Who’s the Smartest Team in the Room?
We’re excited to welcome a new contributor to the Crucial Skills Newsletter. Please enjoy a special introduction to Brian Wansink from author Joseph Grenny.
A Message from Joseph Grenny
If you haven’t met him yet, I want to be the first to introduce one of my newest VitalSmarts colleagues. I met Brian Wansink 15 years ago as part of our research for the book Influencer: The New Science of Leading Change. We became fast friends. What has struck me most about Brian is not just that he is a renowned scholar whose hundreds of scholarly papers have been cited tens of thousands of times. It is not just that he is one of most clever and creative social scientists of our time. It is that he is a man of deep character and purpose. Fifteen years gives you a chance to see how people deal with the crescendos and diminuendos of life. You learn as much about a person from either extreme. Not only am I grateful for the way Brian’s research has improved my own life, but I am grateful for the inspiration he gives me to be a better man. Friends, meet Brian Wansink.
Who’s the Smartest Team in the Room?
Congratulations. You’ve just been asked to assemble the smartest team in your organization. This will be the Einstein, Ninja, Go-To, Delta Team that will have to solve the toughest problems you face: increase growth by 70%, cut costs by 25%, rebrand the company, and be prepared to act in case the CEO’s spouse repeatedly staggers up to monopolize the Christmas Party Karaoke again next year.
Who would you choose to be on your Brainiac Committee? You could line everybody up by their IQ scores and pick the ones at the head of the line, or you could pick people who have a cool British-sounding accent, or you could pick that one person on the second floor who was a runner-up nominee for the Supreme Court. But according to an article in the journal Science,1 if you really want the smartest team that will make the best decisions, you should use a different approach.
The article dives deep into collective intelligence. The authors analyzed 699 people who were working in teams of two or five to solve a wide range of problems like brainstorming, moral judgements, and negotiation.
As it turned out, two things differentiated the teams that made the smartest decisions from the rest. First, teams where one or two people did most of the talking made less intelligent decisions than groups where everyone spoke up. Sound familiar? It’s Crucial Conversations 101. It’s “Learn to Look” and “Make it Safe.” Making these two skills a part of your culture could increase your Meeting IQ.
Second, teams with higher percentages of females made better, more effective decisions. They were more sensitive about getting input from everyone, better able to reach compromises, and generally more effective. This is consistent with an earlier 2006 study by Wellesley professor Sumru Erkut, who showed that having two or more women on a corporate board brings “a collaborative leadership style that benefits boardroom dynamics by increasing listening, social support, and win-win problem-solving.”
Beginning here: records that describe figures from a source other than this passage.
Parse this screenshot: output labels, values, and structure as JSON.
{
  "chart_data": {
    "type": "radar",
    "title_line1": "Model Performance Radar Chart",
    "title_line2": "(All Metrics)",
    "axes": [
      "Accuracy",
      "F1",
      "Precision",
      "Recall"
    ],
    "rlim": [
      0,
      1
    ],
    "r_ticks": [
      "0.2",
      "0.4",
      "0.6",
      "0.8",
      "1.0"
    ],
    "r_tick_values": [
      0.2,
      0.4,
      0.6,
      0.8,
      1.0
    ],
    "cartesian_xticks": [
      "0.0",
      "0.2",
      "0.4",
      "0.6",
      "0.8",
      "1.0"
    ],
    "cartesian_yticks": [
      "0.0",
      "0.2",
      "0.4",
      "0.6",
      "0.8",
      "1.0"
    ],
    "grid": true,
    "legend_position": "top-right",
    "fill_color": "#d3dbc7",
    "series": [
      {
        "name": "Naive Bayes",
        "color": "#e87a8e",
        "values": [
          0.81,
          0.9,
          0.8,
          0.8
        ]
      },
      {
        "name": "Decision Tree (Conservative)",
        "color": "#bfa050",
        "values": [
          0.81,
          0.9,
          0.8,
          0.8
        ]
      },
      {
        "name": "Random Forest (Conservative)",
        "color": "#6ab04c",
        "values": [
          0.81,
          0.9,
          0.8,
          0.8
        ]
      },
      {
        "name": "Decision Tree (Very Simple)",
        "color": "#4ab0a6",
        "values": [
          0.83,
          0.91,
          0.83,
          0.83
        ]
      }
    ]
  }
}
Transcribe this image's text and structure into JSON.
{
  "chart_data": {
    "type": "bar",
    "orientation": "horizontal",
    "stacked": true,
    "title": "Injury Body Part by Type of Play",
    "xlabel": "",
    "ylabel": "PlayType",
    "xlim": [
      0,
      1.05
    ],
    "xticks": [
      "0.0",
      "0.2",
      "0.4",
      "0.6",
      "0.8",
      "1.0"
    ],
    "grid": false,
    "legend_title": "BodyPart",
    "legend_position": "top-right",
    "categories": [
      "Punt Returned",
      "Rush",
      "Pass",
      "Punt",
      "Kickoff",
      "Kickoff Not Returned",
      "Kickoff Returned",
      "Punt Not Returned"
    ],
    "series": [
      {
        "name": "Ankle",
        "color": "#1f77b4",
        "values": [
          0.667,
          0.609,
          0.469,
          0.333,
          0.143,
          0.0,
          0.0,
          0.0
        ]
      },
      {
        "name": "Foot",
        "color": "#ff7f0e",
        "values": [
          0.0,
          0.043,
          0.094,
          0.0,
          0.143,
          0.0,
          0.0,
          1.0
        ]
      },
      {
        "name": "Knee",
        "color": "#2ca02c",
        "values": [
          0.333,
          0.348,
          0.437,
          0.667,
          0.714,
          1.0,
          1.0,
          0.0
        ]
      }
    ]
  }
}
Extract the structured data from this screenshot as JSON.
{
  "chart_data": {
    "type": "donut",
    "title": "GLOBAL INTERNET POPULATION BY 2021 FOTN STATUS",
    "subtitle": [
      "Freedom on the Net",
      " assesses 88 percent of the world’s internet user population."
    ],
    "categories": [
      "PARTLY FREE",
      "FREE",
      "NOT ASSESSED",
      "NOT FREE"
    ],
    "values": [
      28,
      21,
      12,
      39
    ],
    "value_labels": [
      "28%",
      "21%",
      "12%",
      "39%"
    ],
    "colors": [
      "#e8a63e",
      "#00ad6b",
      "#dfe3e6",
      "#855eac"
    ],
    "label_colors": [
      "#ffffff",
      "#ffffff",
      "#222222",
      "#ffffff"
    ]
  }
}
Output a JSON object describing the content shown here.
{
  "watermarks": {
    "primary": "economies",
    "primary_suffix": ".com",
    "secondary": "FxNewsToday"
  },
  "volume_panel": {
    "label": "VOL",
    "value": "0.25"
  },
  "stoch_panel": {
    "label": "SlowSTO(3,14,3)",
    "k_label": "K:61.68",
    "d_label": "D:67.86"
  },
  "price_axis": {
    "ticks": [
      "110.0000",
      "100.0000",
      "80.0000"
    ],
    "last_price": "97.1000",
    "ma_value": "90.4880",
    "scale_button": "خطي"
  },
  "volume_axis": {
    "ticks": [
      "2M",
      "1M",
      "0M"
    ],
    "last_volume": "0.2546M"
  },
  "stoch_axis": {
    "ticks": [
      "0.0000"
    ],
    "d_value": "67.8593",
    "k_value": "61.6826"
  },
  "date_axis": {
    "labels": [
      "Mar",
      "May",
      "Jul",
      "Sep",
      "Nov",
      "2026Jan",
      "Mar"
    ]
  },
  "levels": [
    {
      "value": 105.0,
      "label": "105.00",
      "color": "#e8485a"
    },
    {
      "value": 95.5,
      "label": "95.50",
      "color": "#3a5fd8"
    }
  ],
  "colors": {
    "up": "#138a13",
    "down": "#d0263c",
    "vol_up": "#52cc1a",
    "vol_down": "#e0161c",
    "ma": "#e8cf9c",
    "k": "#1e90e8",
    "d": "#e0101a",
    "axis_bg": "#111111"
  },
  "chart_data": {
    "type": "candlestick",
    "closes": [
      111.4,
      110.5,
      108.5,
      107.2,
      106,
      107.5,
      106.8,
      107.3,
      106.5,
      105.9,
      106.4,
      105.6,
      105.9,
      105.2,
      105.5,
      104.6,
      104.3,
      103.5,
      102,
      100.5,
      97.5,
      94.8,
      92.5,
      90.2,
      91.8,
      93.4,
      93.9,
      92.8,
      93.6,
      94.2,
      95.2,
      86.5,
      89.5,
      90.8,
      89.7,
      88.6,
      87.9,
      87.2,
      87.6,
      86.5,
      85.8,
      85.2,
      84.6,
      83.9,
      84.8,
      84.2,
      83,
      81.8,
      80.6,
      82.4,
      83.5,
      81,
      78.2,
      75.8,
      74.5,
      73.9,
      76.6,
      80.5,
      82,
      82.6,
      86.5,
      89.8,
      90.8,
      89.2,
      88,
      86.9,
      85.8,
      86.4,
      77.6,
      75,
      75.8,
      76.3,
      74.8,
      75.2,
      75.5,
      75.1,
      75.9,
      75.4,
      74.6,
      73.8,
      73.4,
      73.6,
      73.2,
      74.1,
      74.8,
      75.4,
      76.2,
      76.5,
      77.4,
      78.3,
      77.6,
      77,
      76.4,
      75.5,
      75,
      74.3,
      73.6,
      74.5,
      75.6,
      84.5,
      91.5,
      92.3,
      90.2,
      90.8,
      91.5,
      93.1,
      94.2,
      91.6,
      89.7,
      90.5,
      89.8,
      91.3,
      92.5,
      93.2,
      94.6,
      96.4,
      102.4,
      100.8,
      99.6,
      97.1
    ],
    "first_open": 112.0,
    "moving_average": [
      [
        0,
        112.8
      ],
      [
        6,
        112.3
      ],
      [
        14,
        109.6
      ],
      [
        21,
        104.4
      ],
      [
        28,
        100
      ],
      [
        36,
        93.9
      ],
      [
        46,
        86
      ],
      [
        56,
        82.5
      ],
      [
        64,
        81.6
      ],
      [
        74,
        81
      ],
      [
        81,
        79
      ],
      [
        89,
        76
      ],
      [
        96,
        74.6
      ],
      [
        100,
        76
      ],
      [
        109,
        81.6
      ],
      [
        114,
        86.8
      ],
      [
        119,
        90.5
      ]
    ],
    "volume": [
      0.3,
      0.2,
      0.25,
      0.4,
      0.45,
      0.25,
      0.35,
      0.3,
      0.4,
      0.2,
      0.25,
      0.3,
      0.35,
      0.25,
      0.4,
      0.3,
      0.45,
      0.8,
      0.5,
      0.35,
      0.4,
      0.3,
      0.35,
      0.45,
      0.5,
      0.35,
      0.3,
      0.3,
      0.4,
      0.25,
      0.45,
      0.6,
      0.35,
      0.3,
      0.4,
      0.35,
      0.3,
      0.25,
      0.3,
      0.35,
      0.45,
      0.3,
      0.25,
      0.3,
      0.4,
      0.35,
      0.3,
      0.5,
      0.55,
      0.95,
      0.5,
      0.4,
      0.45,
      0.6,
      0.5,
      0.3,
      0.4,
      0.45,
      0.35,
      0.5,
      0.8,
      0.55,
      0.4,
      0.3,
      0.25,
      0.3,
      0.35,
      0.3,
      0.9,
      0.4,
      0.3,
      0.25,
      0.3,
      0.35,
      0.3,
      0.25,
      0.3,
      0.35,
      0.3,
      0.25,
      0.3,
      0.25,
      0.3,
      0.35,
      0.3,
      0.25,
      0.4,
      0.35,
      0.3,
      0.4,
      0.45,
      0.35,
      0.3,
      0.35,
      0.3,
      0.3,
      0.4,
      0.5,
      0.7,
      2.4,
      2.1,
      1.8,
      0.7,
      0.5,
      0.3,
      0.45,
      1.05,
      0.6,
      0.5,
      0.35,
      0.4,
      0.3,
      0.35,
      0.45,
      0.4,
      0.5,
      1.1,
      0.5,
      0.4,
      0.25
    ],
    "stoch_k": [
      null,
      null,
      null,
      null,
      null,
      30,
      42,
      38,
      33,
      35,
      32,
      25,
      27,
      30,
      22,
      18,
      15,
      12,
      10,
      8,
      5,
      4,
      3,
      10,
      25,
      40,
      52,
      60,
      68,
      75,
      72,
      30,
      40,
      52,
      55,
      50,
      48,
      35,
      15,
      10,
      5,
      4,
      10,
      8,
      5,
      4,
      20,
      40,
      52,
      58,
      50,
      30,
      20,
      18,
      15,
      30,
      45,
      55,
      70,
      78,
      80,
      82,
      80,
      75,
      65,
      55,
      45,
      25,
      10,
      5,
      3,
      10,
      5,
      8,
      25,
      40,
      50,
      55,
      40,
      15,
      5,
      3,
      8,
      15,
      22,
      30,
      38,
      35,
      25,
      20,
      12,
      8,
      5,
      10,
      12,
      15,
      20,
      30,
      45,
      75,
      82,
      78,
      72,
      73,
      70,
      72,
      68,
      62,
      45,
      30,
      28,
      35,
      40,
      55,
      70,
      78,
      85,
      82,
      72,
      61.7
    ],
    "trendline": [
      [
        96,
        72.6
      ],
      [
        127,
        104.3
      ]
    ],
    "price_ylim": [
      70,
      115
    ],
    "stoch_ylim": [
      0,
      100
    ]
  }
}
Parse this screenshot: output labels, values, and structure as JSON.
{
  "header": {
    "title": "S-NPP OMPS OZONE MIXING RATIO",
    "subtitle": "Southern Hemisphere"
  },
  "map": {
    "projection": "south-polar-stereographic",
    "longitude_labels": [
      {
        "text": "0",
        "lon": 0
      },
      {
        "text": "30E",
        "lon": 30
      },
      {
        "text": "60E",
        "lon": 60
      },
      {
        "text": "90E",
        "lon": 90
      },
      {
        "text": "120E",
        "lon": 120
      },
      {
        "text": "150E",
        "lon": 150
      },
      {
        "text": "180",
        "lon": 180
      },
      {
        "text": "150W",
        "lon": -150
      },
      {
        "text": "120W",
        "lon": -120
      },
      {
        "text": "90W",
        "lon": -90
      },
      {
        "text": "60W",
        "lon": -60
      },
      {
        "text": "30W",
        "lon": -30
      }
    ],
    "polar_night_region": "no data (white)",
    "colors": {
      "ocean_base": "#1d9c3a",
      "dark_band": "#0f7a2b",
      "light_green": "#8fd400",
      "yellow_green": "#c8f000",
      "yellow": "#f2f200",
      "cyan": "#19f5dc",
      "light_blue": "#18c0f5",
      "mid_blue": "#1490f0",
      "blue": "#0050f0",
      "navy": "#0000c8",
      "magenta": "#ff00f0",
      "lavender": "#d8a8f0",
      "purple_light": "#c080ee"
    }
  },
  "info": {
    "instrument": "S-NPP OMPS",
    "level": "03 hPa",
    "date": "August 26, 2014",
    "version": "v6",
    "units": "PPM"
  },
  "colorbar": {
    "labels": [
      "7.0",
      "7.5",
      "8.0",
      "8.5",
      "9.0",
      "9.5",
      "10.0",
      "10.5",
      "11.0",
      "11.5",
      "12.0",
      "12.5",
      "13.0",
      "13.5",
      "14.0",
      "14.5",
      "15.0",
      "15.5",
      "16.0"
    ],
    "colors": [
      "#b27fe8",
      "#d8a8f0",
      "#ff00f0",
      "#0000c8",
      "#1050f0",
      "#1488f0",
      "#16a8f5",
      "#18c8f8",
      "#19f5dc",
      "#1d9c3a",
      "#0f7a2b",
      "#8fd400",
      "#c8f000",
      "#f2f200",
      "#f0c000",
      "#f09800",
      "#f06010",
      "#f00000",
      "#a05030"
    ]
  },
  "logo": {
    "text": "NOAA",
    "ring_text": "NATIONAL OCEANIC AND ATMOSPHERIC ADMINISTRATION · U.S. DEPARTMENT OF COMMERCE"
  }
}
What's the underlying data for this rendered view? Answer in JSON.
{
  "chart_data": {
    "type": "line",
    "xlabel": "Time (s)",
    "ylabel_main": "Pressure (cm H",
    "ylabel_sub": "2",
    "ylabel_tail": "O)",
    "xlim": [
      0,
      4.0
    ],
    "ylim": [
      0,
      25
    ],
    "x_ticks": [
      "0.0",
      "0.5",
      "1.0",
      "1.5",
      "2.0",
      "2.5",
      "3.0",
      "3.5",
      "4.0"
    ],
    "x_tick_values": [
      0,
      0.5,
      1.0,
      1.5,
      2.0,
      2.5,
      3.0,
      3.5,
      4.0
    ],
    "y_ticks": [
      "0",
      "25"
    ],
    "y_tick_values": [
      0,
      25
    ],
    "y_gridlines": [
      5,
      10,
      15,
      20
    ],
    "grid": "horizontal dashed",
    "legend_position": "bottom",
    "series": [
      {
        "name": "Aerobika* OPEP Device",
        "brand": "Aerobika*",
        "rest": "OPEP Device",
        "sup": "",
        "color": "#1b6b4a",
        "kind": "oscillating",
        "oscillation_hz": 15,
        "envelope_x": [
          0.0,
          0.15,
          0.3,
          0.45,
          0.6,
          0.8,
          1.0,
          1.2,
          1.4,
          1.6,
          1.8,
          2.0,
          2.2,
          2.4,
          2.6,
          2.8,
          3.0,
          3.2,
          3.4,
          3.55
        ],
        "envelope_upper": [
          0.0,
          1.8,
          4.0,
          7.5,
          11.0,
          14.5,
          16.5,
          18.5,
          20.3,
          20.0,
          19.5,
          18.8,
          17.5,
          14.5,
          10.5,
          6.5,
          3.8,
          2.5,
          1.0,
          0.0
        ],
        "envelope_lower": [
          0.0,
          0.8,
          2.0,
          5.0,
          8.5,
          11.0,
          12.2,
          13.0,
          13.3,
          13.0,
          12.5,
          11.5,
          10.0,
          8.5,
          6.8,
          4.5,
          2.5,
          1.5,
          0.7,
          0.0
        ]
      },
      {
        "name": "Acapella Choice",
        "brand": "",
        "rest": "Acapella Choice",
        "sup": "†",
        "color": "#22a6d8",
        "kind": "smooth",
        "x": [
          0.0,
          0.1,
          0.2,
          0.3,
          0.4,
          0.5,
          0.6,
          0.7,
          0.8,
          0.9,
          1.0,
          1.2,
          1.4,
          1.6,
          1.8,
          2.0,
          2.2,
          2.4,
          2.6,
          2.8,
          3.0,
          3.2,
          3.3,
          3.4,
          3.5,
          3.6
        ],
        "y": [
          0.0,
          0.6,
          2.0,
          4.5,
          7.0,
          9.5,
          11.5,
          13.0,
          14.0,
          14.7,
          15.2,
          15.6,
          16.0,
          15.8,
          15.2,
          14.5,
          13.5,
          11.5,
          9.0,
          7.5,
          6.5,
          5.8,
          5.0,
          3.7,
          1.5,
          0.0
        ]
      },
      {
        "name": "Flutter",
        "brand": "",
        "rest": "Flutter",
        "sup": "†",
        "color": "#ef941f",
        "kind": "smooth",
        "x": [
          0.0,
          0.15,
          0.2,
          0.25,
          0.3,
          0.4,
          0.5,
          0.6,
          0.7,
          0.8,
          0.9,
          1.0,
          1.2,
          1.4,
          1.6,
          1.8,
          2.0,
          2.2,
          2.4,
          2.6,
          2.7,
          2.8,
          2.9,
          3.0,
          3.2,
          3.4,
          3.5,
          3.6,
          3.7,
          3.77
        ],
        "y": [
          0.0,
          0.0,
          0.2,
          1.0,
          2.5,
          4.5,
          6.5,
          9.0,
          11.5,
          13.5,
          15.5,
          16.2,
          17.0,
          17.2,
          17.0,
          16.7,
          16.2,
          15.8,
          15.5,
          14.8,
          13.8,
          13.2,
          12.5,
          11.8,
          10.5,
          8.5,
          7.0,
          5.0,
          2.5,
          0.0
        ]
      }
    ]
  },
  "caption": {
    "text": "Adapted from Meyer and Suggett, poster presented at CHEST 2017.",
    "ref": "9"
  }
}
The research shows women are less polarizing, more collaborative, and more likely to reach a solution that makes everyone happy. The New York Times columnist, Bruce Feiler, recounts a story of having dinner with a Google executive who said they always make sure to include more than one woman at every meeting. Their decision was based on this study. Turns out “diversity” isn’t just a fair word, it’s also a smart word.
The high-performing teams in the Science study tended to weigh options, encourage everyone to speak up, and to compromise better. These may be skills that come more naturally to some people than others, but regardless they are skills we can all learn. Train your people in the dialogue skills that enable everyone around the table—regardless of power, position, or authority—to speak up. And look carefully at the makeup of your teams. Be sure they are diverse enough, in gender and experience, to create a dynamic where thoughtful and smart decisions are made.
If you get it right, that diverse, dialogue-armed team of yours might also be able to solve that Christmas Party Karaoke problem. Hint: more karaoke, yes; more eggnog, no.
1Woolley, Anita Williams, Christopher F. Chabris, Alexander Pentland, Nada Hashmi, and Thomas W. Malone. “Evidence for a Collective Intelligence Factor in the Performance of Human Groups.” Science. American Association for the Advancement of Science.